Ancients
PONTIC KINGDOM. Mithradates VI Eupator, the Great (120-63 BC). AV stater (20mm, 8.39 gm, 12h). NGC Choice AU 5/5 - 4/5, Fine Style. Pergamon, dated Pergamene Year 3 (86 BC). Diademed head of Mithradates VI right, with wind-blown hair / BAΣIΛEΩΣ / MIΘPAΔATOY / EYΠATOPOΣ, stag grazing left; star and crescent to left, Γ (date) above ΩE to right, ΣΩΚ monogram below, all within Dionysiac ivy wreath. HGC 7, 334. De Callataÿ pg. 4 (D8-9). Rare. Nicely centered and deeply struck, with a magnificent and well-modeled portrait of this charismatic character on satiny surfaces.
Ex Roma Numismatics, Auction 10 (27 September 2015), lot 562.
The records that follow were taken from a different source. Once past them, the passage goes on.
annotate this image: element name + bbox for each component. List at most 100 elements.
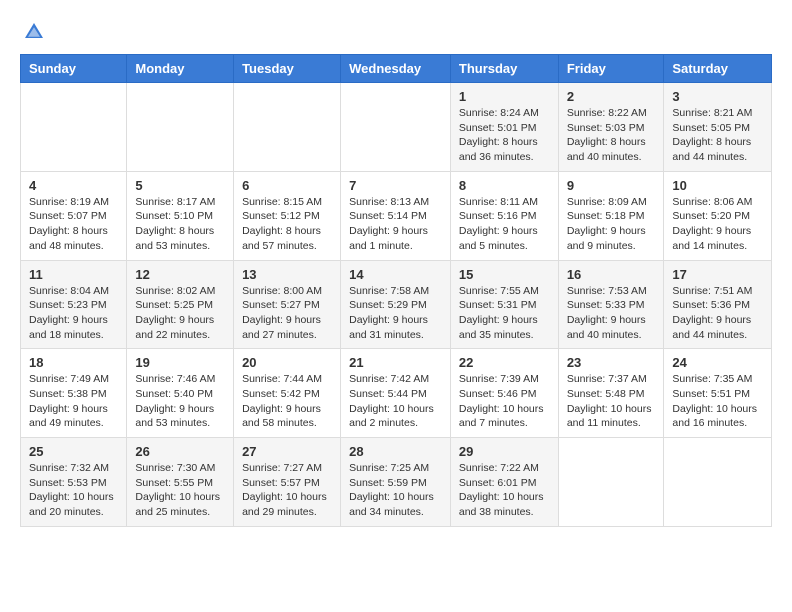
- calendar-day-cell: 3 Sunrise: 8:21 AM Sunset: 5:05 PM Daylig…: [664, 83, 772, 172]
- day-info: Sunrise: 7:53 AM Sunset: 5:33 PM Dayligh…: [567, 284, 656, 343]
- day-number: 13: [242, 267, 332, 282]
- day-number: 6: [242, 178, 332, 193]
- calendar-header-row: SundayMondayTuesdayWednesdayThursdayFrid…: [21, 55, 772, 83]
- day-number: 16: [567, 267, 656, 282]
- day-number: 8: [459, 178, 550, 193]
- day-info: Sunrise: 7:42 AM Sunset: 5:44 PM Dayligh…: [349, 372, 442, 431]
- calendar-day-cell: 7 Sunrise: 8:13 AM Sunset: 5:14 PM Daylig…: [341, 171, 451, 260]
- day-info: Sunrise: 8:24 AM Sunset: 5:01 PM Dayligh…: [459, 106, 550, 165]
- day-number: 3: [672, 89, 763, 104]
- day-info: Sunrise: 8:15 AM Sunset: 5:12 PM Dayligh…: [242, 195, 332, 254]
- day-number: 23: [567, 355, 656, 370]
- day-info: Sunrise: 7:55 AM Sunset: 5:31 PM Dayligh…: [459, 284, 550, 343]
- day-info: Sunrise: 8:09 AM Sunset: 5:18 PM Dayligh…: [567, 195, 656, 254]
- day-number: 2: [567, 89, 656, 104]
- calendar-week-row: 18 Sunrise: 7:49 AM Sunset: 5:38 PM Dayli…: [21, 349, 772, 438]
- day-of-week-header: Monday: [127, 55, 234, 83]
- calendar-day-cell: [341, 83, 451, 172]
- day-info: Sunrise: 7:46 AM Sunset: 5:40 PM Dayligh…: [135, 372, 225, 431]
- calendar-day-cell: [21, 83, 127, 172]
- day-number: 15: [459, 267, 550, 282]
- calendar-week-row: 11 Sunrise: 8:04 AM Sunset: 5:23 PM Dayli…: [21, 260, 772, 349]
- day-of-week-header: Wednesday: [341, 55, 451, 83]
- day-of-week-header: Tuesday: [234, 55, 341, 83]
- calendar-day-cell: 13Sunrise: 8:00 AM Sunset: 5:27 PM Dayli…: [234, 260, 341, 349]
- day-number: 21: [349, 355, 442, 370]
- day-number: 4: [29, 178, 118, 193]
- day-info: Sunrise: 7:22 AM Sunset: 6:01 PM Dayligh…: [459, 461, 550, 520]
- page-header: [20, 20, 772, 44]
- calendar-day-cell: 25 Sunrise: 7:32 AM Sunset: 5:53 PM Dayli…: [21, 438, 127, 527]
- calendar-day-cell: 27Sunrise: 7:27 AM Sunset: 5:57 PM Dayli…: [234, 438, 341, 527]
- calendar-day-cell: 19 Sunrise: 7:46 AM Sunset: 5:40 PM Dayli…: [127, 349, 234, 438]
- day-info: Sunrise: 8:06 AM Sunset: 5:20 PM Dayligh…: [672, 195, 763, 254]
- day-of-week-header: Sunday: [21, 55, 127, 83]
- day-info: Sunrise: 7:44 AM Sunset: 5:42 PM Dayligh…: [242, 372, 332, 431]
- day-info: Sunrise: 8:17 AM Sunset: 5:10 PM Dayligh…: [135, 195, 225, 254]
- day-of-week-header: Friday: [558, 55, 664, 83]
- calendar-day-cell: 4Sunrise: 8:19 AM Sunset: 5:07 PM Daylig…: [21, 171, 127, 260]
- day-info: Sunrise: 7:32 AM Sunset: 5:53 PM Dayligh…: [29, 461, 118, 520]
- calendar-day-cell: 29 Sunrise: 7:22 AM Sunset: 6:01 PM Dayli…: [450, 438, 558, 527]
- day-info: Sunrise: 7:25 AM Sunset: 5:59 PM Dayligh…: [349, 461, 442, 520]
- calendar-day-cell: 5 Sunrise: 8:17 AM Sunset: 5:10 PM Daylig…: [127, 171, 234, 260]
- day-number: 28: [349, 444, 442, 459]
- calendar-day-cell: 10 Sunrise: 8:06 AM Sunset: 5:20 PM Dayli…: [664, 171, 772, 260]
- day-number: 19: [135, 355, 225, 370]
- calendar-week-row: 25 Sunrise: 7:32 AM Sunset: 5:53 PM Dayli…: [21, 438, 772, 527]
- calendar-day-cell: 18 Sunrise: 7:49 AM Sunset: 5:38 PM Dayli…: [21, 349, 127, 438]
- day-number: 12: [135, 267, 225, 282]
- calendar-day-cell: 20 Sunrise: 7:44 AM Sunset: 5:42 PM Dayli…: [234, 349, 341, 438]
- calendar-day-cell: 24 Sunrise: 7:35 AM Sunset: 5:51 PM Dayli…: [664, 349, 772, 438]
- day-number: 29: [459, 444, 550, 459]
- calendar-day-cell: 28 Sunrise: 7:25 AM Sunset: 5:59 PM Dayli…: [341, 438, 451, 527]
- logo-icon: [22, 20, 46, 44]
- calendar-day-cell: 2 Sunrise: 8:22 AM Sunset: 5:03 PM Daylig…: [558, 83, 664, 172]
- day-number: 22: [459, 355, 550, 370]
- day-number: 7: [349, 178, 442, 193]
- calendar-day-cell: 9 Sunrise: 8:09 AM Sunset: 5:18 PM Daylig…: [558, 171, 664, 260]
- day-info: Sunrise: 7:35 AM Sunset: 5:51 PM Dayligh…: [672, 372, 763, 431]
- day-number: 20: [242, 355, 332, 370]
- day-of-week-header: Thursday: [450, 55, 558, 83]
- day-number: 18: [29, 355, 118, 370]
- day-of-week-header: Saturday: [664, 55, 772, 83]
- day-number: 14: [349, 267, 442, 282]
- day-number: 11: [29, 267, 118, 282]
- calendar-day-cell: 15 Sunrise: 7:55 AM Sunset: 5:31 PM Dayli…: [450, 260, 558, 349]
- day-info: Sunrise: 8:02 AM Sunset: 5:25 PM Dayligh…: [135, 284, 225, 343]
- day-number: 1: [459, 89, 550, 104]
- day-number: 24: [672, 355, 763, 370]
- calendar-day-cell: 6 Sunrise: 8:15 AM Sunset: 5:12 PM Daylig…: [234, 171, 341, 260]
- day-info: Sunrise: 7:37 AM Sunset: 5:48 PM Dayligh…: [567, 372, 656, 431]
- day-number: 9: [567, 178, 656, 193]
- calendar-day-cell: 8 Sunrise: 8:11 AM Sunset: 5:16 PM Daylig…: [450, 171, 558, 260]
- day-number: 5: [135, 178, 225, 193]
- calendar-day-cell: 11 Sunrise: 8:04 AM Sunset: 5:23 PM Dayli…: [21, 260, 127, 349]
- calendar-day-cell: 22Sunrise: 7:39 AM Sunset: 5:46 PM Dayli…: [450, 349, 558, 438]
- calendar-day-cell: [558, 438, 664, 527]
- day-number: 25: [29, 444, 118, 459]
- calendar-week-row: 1 Sunrise: 8:24 AM Sunset: 5:01 PM Daylig…: [21, 83, 772, 172]
- day-info: Sunrise: 8:21 AM Sunset: 5:05 PM Dayligh…: [672, 106, 763, 165]
- day-info: Sunrise: 8:11 AM Sunset: 5:16 PM Dayligh…: [459, 195, 550, 254]
- day-info: Sunrise: 8:22 AM Sunset: 5:03 PM Dayligh…: [567, 106, 656, 165]
- day-info: Sunrise: 8:04 AM Sunset: 5:23 PM Dayligh…: [29, 284, 118, 343]
- calendar-day-cell: 16 Sunrise: 7:53 AM Sunset: 5:33 PM Dayli…: [558, 260, 664, 349]
- calendar-day-cell: 26 Sunrise: 7:30 AM Sunset: 5:55 PM Dayli…: [127, 438, 234, 527]
- day-info: Sunrise: 7:51 AM Sunset: 5:36 PM Dayligh…: [672, 284, 763, 343]
- day-number: 27: [242, 444, 332, 459]
- calendar-table: SundayMondayTuesdayWednesdayThursdayFrid…: [20, 54, 772, 527]
- calendar-day-cell: [664, 438, 772, 527]
- day-info: Sunrise: 7:30 AM Sunset: 5:55 PM Dayligh…: [135, 461, 225, 520]
- day-info: Sunrise: 8:13 AM Sunset: 5:14 PM Dayligh…: [349, 195, 442, 254]
- calendar-week-row: 4Sunrise: 8:19 AM Sunset: 5:07 PM Daylig…: [21, 171, 772, 260]
- calendar-day-cell: 14 Sunrise: 7:58 AM Sunset: 5:29 PM Dayli…: [341, 260, 451, 349]
- day-info: Sunrise: 7:49 AM Sunset: 5:38 PM Dayligh…: [29, 372, 118, 431]
- calendar-day-cell: [234, 83, 341, 172]
- day-number: 10: [672, 178, 763, 193]
- day-number: 26: [135, 444, 225, 459]
- calendar-day-cell: 23 Sunrise: 7:37 AM Sunset: 5:48 PM Dayli…: [558, 349, 664, 438]
- day-number: 17: [672, 267, 763, 282]
- day-info: Sunrise: 7:58 AM Sunset: 5:29 PM Dayligh…: [349, 284, 442, 343]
Mithradates VI "the Great" was the last Hellenistic ruler to challenge the might of Rome. His long and eventful career spanned a nearly 60-year-reign in which he was a constant thorn in the side of the Romans as they sought to consolidate their conquests. His gold coinage falls into two groups: A mass mintage of gold staters imitating the types of Lysimachus of Thrace from more than two centuries earlier, and a much smaller and more carefully produced issue of dated gold staters with his name and portrait. The imagery deliberately evokes the memory of Alexander the Great, depicting himself as a semi-divine conqueror with flowing, windswept hair. These rare and desirable coins represent the last great example of Hellenistic portraiture in gold, and as such are highly prized.